I don't know how much this applies to most people who read Lympho Bob, but it's interesting nonetheless: some research from France on the impact of the choice of initial therapy on Stage 1 Follicular Lymphoma patients.
Stage 1 Follicular Lymphoma describes patients who have been diagnosed with FL in one location -- a single cluster of lymph nodes, maybe under one arm. It's pretty rare to be diagnosed so early; the numbers I usually see say something like 10% of patients are diagnosed at stage 1. Most of us are at stage 3 or 4 -- involvement at multiple sites, above and below the diaphragm, maybe some organ involvement, too. Staging for Follicular Lymphoma isn't as important as it is for solid cancers. The same treatments are likely to work for stage 4 as for any other stage. Staging is about location more than intensity.
Except with stage 1. Traditionally, stage 1 Follicular Lymphoma is the one type that's thought to be curable.
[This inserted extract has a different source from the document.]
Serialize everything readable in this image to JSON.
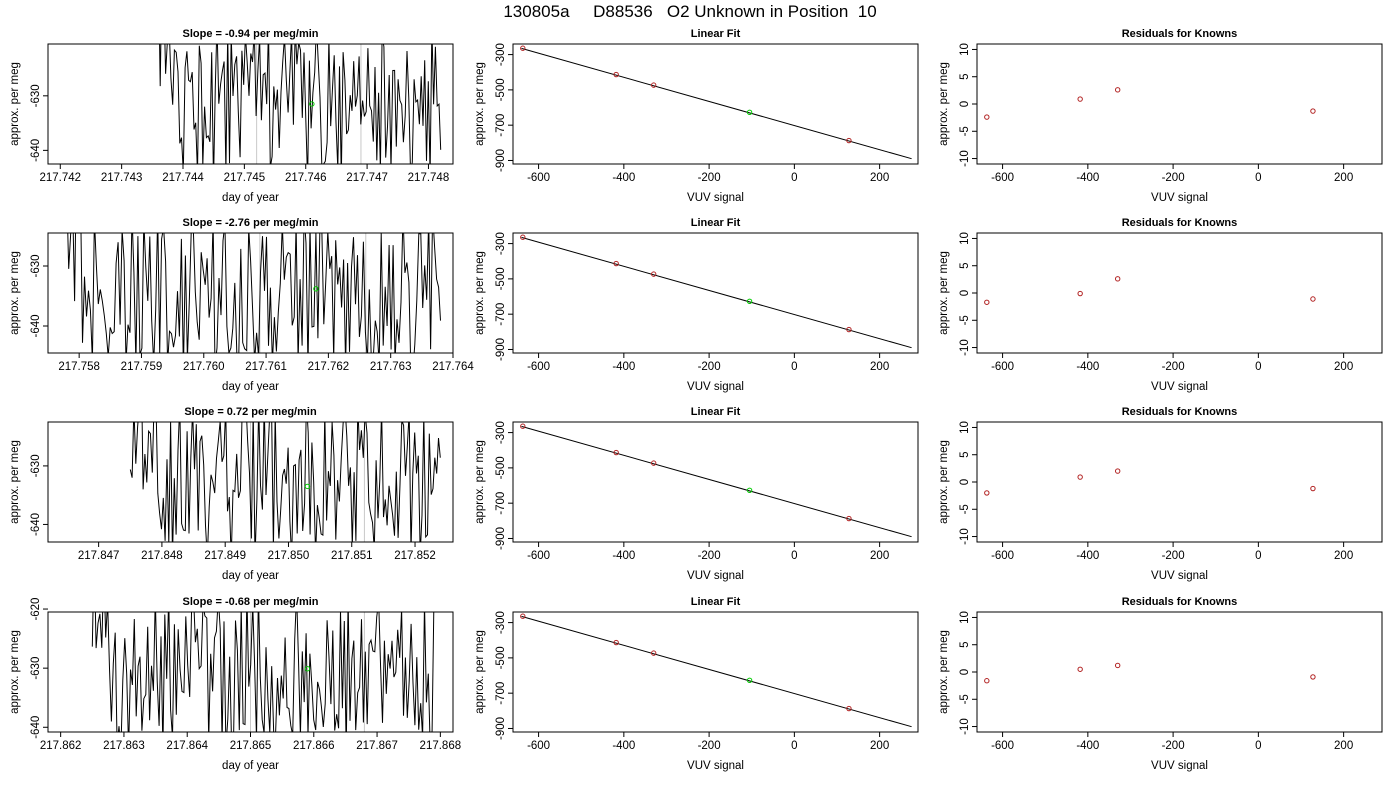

Because it is isolated to one area, it can often be treated with traditional radiation, and sometimes is cured.
This article looks at whether or not radiation is still the best option. No one has really revisited that since Rituxan became popular.
The researchers looked at 145 FL patients with stage 1 or 2 disease, and divided them into 6 groups, based on the treatment they received: 1) watching and waiting, 2) chemotherapy, 3) radiation, 4) radiation + chemo, 5) Rituxan, and 6) Rituxan + chemo.
The results were kind of mixed, in my opinion (and the abstract kind of fudges things a bit). While Rituxan had the lowest Complete Response rate (57%), and Radiation + Chemo had the highest CR (94.7%), both groups had the highest overall response rate -- 100%. But Radiation + chemo had a high relapse rate (84%), second only to straight radiation (90.5%). Rituxan's was 42.9%.
Their conclusion is that none of this seems to affect Overall Survival. Even the watching and waiting group had the same OS as everyone else -- pretty much in line with other studies, no matter what the stage.
Radiation might give people a shot at a cure, but if it doesn't work, it's not going to help them any more in the long run than if they'd just watched and waited.
These kinds of retrospective studies -- looking back at a group of patients -- are interesting, but they seem kind of misplaced at this point. They started long ago, I know, so they need to be finished and results need to be reported. But when the conclusion reads that immunochemotherapy [that is, Rituxan + chemo] is the best option when treatment is necessary, I think it speaks to some old-school thinking. I'd like to see people at least make a nod to some of the exciting stuff that's happening these days.